The move came soon after Bank of America-Merrill Lynch, on Tuesday, cut India’s growth forecast for the same period to 5.5 percent from 5.8 percent and the Reserve Bank of India, or RBI, on Monday, announced measures making borrowing of money from the central bank costlier in order to curb speculation in the currency market that has been weighing down the rupee.

“India's macro environment is at a crossroads, facing head winds from sharp capital outflows, rupee depreciation and high cost of capital, which can possibly reverse the gains realized on macro stability indicators like inflation, current account deficit and fiscal deficit,” Macquarie said in a research note, according to Press Trust of India.

Macquarie said the rupee’s depreciation has made it difficult for the RBI to cut policy rates, and that the currency’s weakness is expected to continue in the short and medium term. The rupee has plunged more than 9 percent against the dollar since the beginning of the fiscal year in April 2013, and hit a life-time low of 61.21 on July 8.

“Assimilating the sharp depreciation of the Indian rupee against the US dollar since May, 2013 and continued dollar strength, we maintain our base case expectation of INR/USD averaging around 59 with a downward bias in FY14,” Macquarie said.

Under the RBI measures, which came into effect on Wednesday, the central bank limited the amount that banks can borrow or lend to 1 percent of a bank’s total deposits, estimated to be around 750 billion rupees ($12.6 billion).
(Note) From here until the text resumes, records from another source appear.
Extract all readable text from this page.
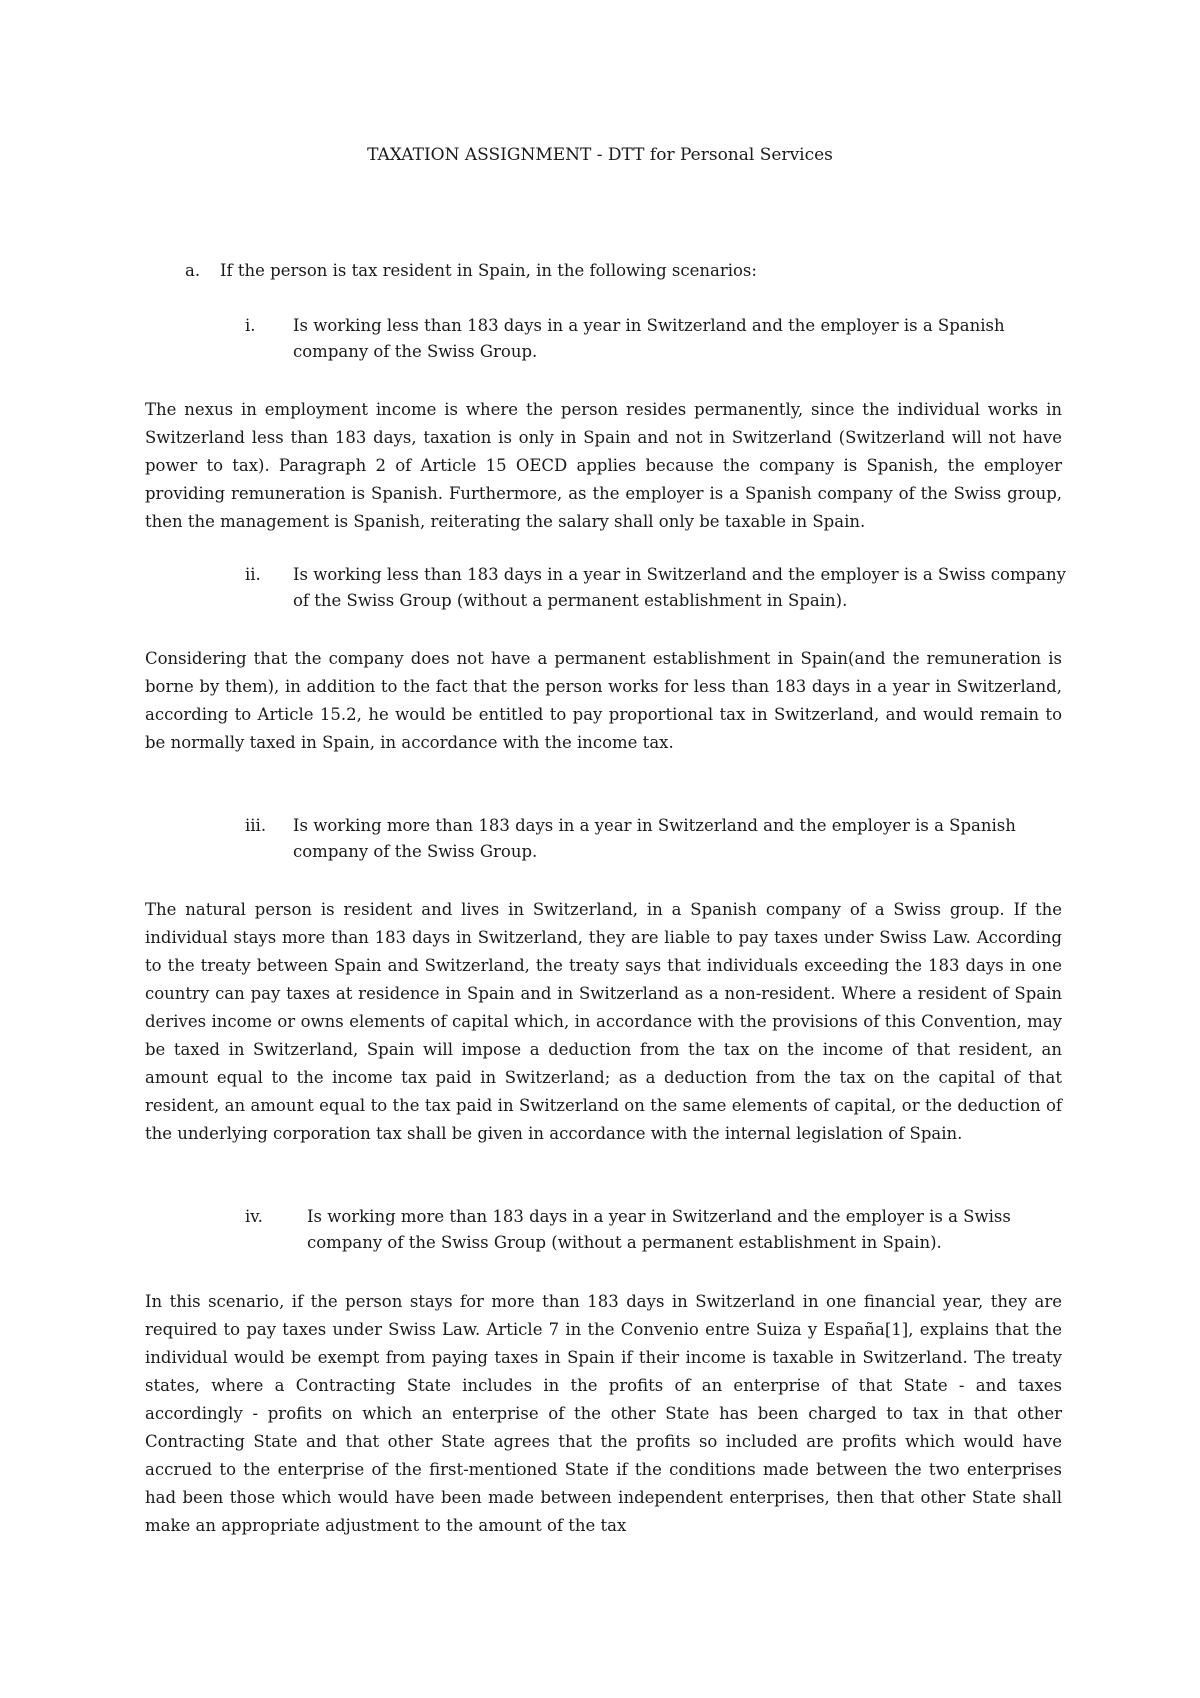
TAXATION ASSIGNMENT - DTT for Personal Services
a.	If the person is tax resident in Spain, in the following scenarios:
i.	Is working less than 183 days in a year in Switzerland and the employer is a Spanish company of the Swiss Group.

The nexus in employment income is where the person resides permanently, since the individual works in Switzerland less than 183 days, taxation is only in Spain and not in Switzerland (Switzerland will not have power to tax). Paragraph 2 of Article 15 OECD applies because the company is Spanish, the employer providing remuneration is Spanish. Furthermore, as the employer is a Spanish company of the Swiss group, then the management is Spanish, reiterating the salary shall only be taxable in Spain.

ii.	Is working less than 183 days in a year in Switzerland and the employer is a Swiss company of the Swiss Group (without a permanent establishment in Spain).

Considering that the company does not have a permanent establishment in Spain(and the remuneration is borne by them), in addition to the fact that the person works for less than 183 days in a year in Switzerland, according to Article 15.2, he would be entitled to pay proportional tax in Switzerland, and would remain to be normally taxed in Spain, in accordance with the income tax.

iii.	Is working more than 183 days in a year in Switzerland and the employer is a Spanish company of the Swiss Group.

The natural person is resident and lives in Switzerland, in a Spanish company of a Swiss group. If the individual stays more than 183 days in Switzerland, they are liable to pay taxes under Swiss Law. According to the treaty between Spain and Switzerland, the treaty says that individuals exceeding the 183 days in one country can pay taxes at residence in Spain and in Switzerland as a non-resident. Where a resident of Spain derives income or owns elements of capital which, in accordance with the provisions of this Convention, may be taxed in Switzerland, Spain will impose a deduction from the tax on the income of that resident, an amount equal to the income tax paid in Switzerland; as a deduction from the tax on the capital of that resident, an amount equal to the tax paid in Switzerland on the same elements of capital, or the deduction of the underlying corporation tax shall be given in accordance with the internal legislation of Spain.

iv.	Is working more than 183 days in a year in Switzerland and the employer is a Swiss company of the Swiss Group (without a permanent establishment in Spain).

In this scenario, if the person stays for more than 183 days in Switzerland in one financial year, they are required to pay taxes under Swiss Law. Article 7 in the Convenio entre Suiza y España[1], explains that the individual would be exempt from paying taxes in Spain if their income is taxable in Switzerland. The treaty states, where a Contracting State includes in the profits of an enterprise of that State - and taxes accordingly - profits on which an enterprise of the other State has been charged to tax in that other Contracting State and that other State agrees that the profits so included are profits which would have accrued to the enterprise of the first-mentioned State if the conditions made between the two enterprises had been those which would have been made between independent enterprises, then that other State shall make an appropriate adjustment to the amount of the tax
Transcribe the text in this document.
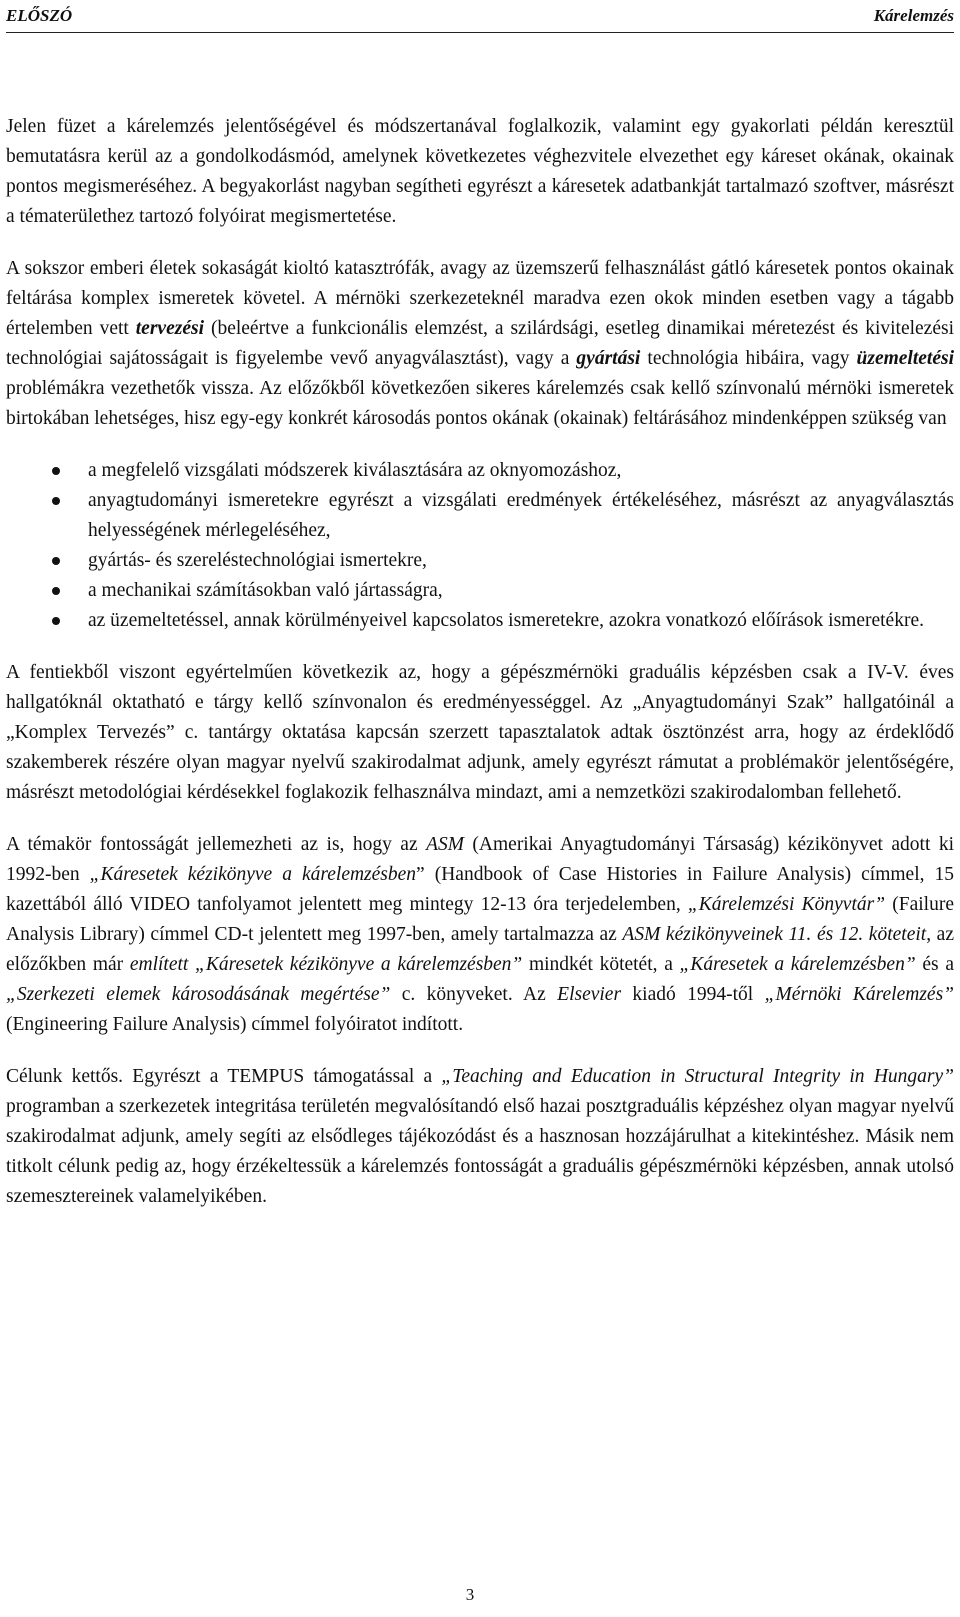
ELŐSZÓ	Kárelemzés

Jelen füzet a kárelemzés jelentőségével és módszertanával foglalkozik, valamint egy gyakorlati példán keresztül bemutatásra kerül az a gondolkodásmód, amelynek következetes véghezvitele elvezethet egy káreset okának, okainak pontos megismeréséhez. A begyakorlást nagyban segítheti egyrészt a káresetek adatbankját tartalmazó szoftver, másrészt a tématerülethez tartozó folyóirat megismertetése.

A sokszor emberi életek sokaságát kioltó katasztrófák, avagy az üzemszerű felhasználást gátló káresetek pontos okainak feltárása komplex ismeretek követel. A mérnöki szerkezeteknél maradva ezen okok minden esetben vagy a tágabb értelemben vett tervezési (beleértve a funkcionális elemzést, a szilárdsági, esetleg dinamikai méretezést és kivitelezési technológiai sajátosságait is figyelembe vevő anyagválasztást), vagy a gyártási technológia hibáira, vagy üzemeltetési problémákra vezethetők vissza. Az előzőkből következően sikeres kárelemzés csak kellő színvonalú mérnöki ismeretek birtokában lehetséges, hisz egy-egy konkrét károsodás pontos okának (okainak) feltárásához mindenképpen szükség van

a megfelelő vizsgálati módszerek kiválasztására az oknyomozáshoz,
anyagtudományi ismeretekre egyrészt a vizsgálati eredmények értékeléséhez, másrészt az anyagválasztás helyességének mérlegeléséhez,
gyártás- és szereléstechnológiai ismertekre,
a mechanikai számításokban való jártasságra,
az üzemeltetéssel, annak körülményeivel kapcsolatos ismeretekre, azokra vonatkozó előírások ismeretékre.

A fentiekből viszont egyértelműen következik az, hogy a gépészmérnöki graduális képzésben csak a IV-V. éves hallgatóknál oktatható e tárgy kellő színvonalon és eredményességgel. Az „Anyagtudományi Szak” hallgatóinál a „Komplex Tervezés” c. tantárgy oktatása kapcsán szerzett tapasztalatok adtak ösztönzést arra, hogy az érdeklődő szakemberek részére olyan magyar nyelvű szakirodalmat adjunk, amely egyrészt rámutat a problémakör jelentőségére, másrészt metodológiai kérdésekkel foglakozik felhasználva mindazt, ami a nemzetközi szakirodalomban fellehető.

A témakör fontosságát jellemezheti az is, hogy az ASM (Amerikai Anyagtudományi Társaság) kézikönyvet adott ki 1992-ben „Káresetek kézikönyve a kárelemzésben” (Handbook of Case Histories in Failure Analysis) címmel, 15 kazettából álló VIDEO tanfolyamot jelentett meg mintegy 12-13 óra terjedelemben, „Kárelemzési Könyvtár” (Failure Analysis Library) címmel CD-t jelentett meg 1997-ben, amely tartalmazza az ASM kézikönyveinek 11. és 12. köteteit, az előzőkben már említett „Káresetek kézikönyve a kárelemzésben” mindkét kötetét, a „Káresetek a kárelemzésben” és a „Szerkezeti elemek károsodásának megértése” c. könyveket. Az Elsevier kiadó 1994-től „Mérnöki Kárelemzés” (Engineering Failure Analysis) címmel folyóiratot indított.

Célunk kettős. Egyrészt a TEMPUS támogatással a „Teaching and Education in Structural Integrity in Hungary” programban a szerkezetek integritása területén megvalósítandó első hazai posztgraduális képzéshez olyan magyar nyelvű szakirodalmat adjunk, amely segíti az elsődleges tájékozódást és a hasznosan hozzájárulhat a kitekintéshez. Másik nem titkolt célunk pedig az, hogy érzékeltessük a kárelemzés fontosságát a graduális gépészmérnöki képzésben, annak utolsó szemesztereinek valamelyikében.

3
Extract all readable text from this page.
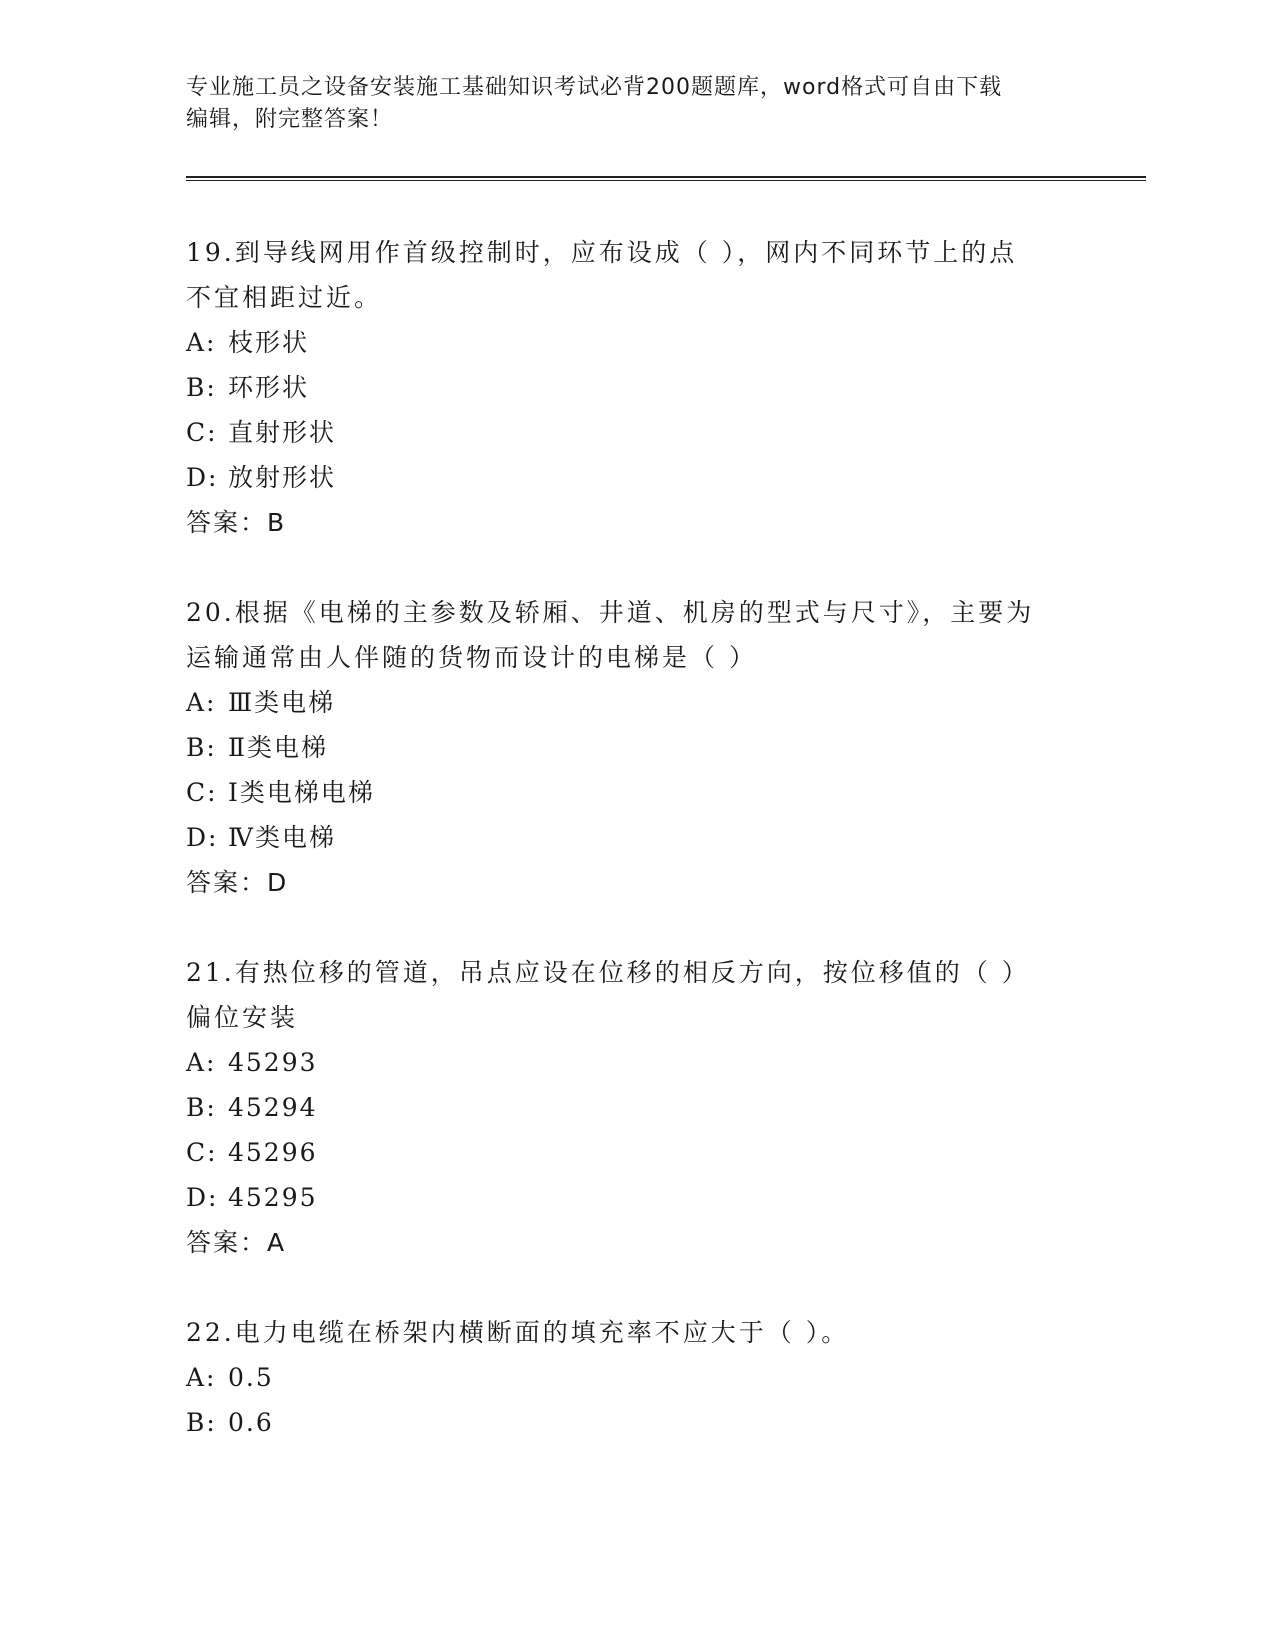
专业施工员之设备安装施工基础知识考试必背200题题库，word格式可自由下载
编辑，附完整答案！
19.到导线网用作首级控制时，应布设成（ ），网内不同环节上的点
不宜相距过近。
A: 枝形状
B: 环形状
C: 直射形状
D: 放射形状
答案：B
20.根据《电梯的主参数及轿厢、井道、机房的型式与尺寸》，主要为
运输通常由人伴随的货物而设计的电梯是（ ）
A: Ⅲ类电梯
B: Ⅱ类电梯
C: Ⅰ类电梯电梯
D: Ⅳ类电梯
答案：D
21.有热位移的管道，吊点应设在位移的相反方向，按位移值的（ ）
偏位安装
A: 45293
B: 45294
C: 45296
D: 45295
答案：A
22.电力电缆在桥架内横断面的填充率不应大于（ ）。
A: 0.5
B: 0.6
The RBI also raised the rates on the marginal standing facility -- through which banks can borrow money from the central bank against government securities to meet short-term credit needs -- by 200 basis points, to 10.25 percent.

In response to these measures, Morgan Stanley (NYSE:MS), on Tuesday, lowered its rating on the Indian financial services sector to “cautious” from “in-line,” saying the RBI’s decision to hike borrowing rates of banks would “tighten liquidity and take market interest rates up,” which would then negatively impact banks in the wake of slow economic growth, Mint newspaper reported.

“In the backdrop of slowing growth and increasing uncertainty around asset quality, banks will struggle to perform,” Morgan Stanley said.

According to Barclays Capital, RBI’s measures will affect banks and non-banking finance companies by pushing the net interest margins down, and by hurting GDP growth.

And, Credit Suisse Group AG (NYSE:CS), on Tuesday, downgraded Kotak Bank and IndusInd Bank to “underperform” from “neutral” following the RBI’s announcement, saying these banks would be the worst hit by the central bank’s new rules, as they will be forced to cut asset growth and will operate under margin pressures.

“The biggest risk from this set of measures would be if the lack of liquidity precipitates the corporate asset quality problems. As liquidity becomes scarce, some of these assets may turn to NPLs (Nonperforming Loan) on books quicker than expected earlier. We maintain our Underweight stance on the Indian banks sector,” the report said.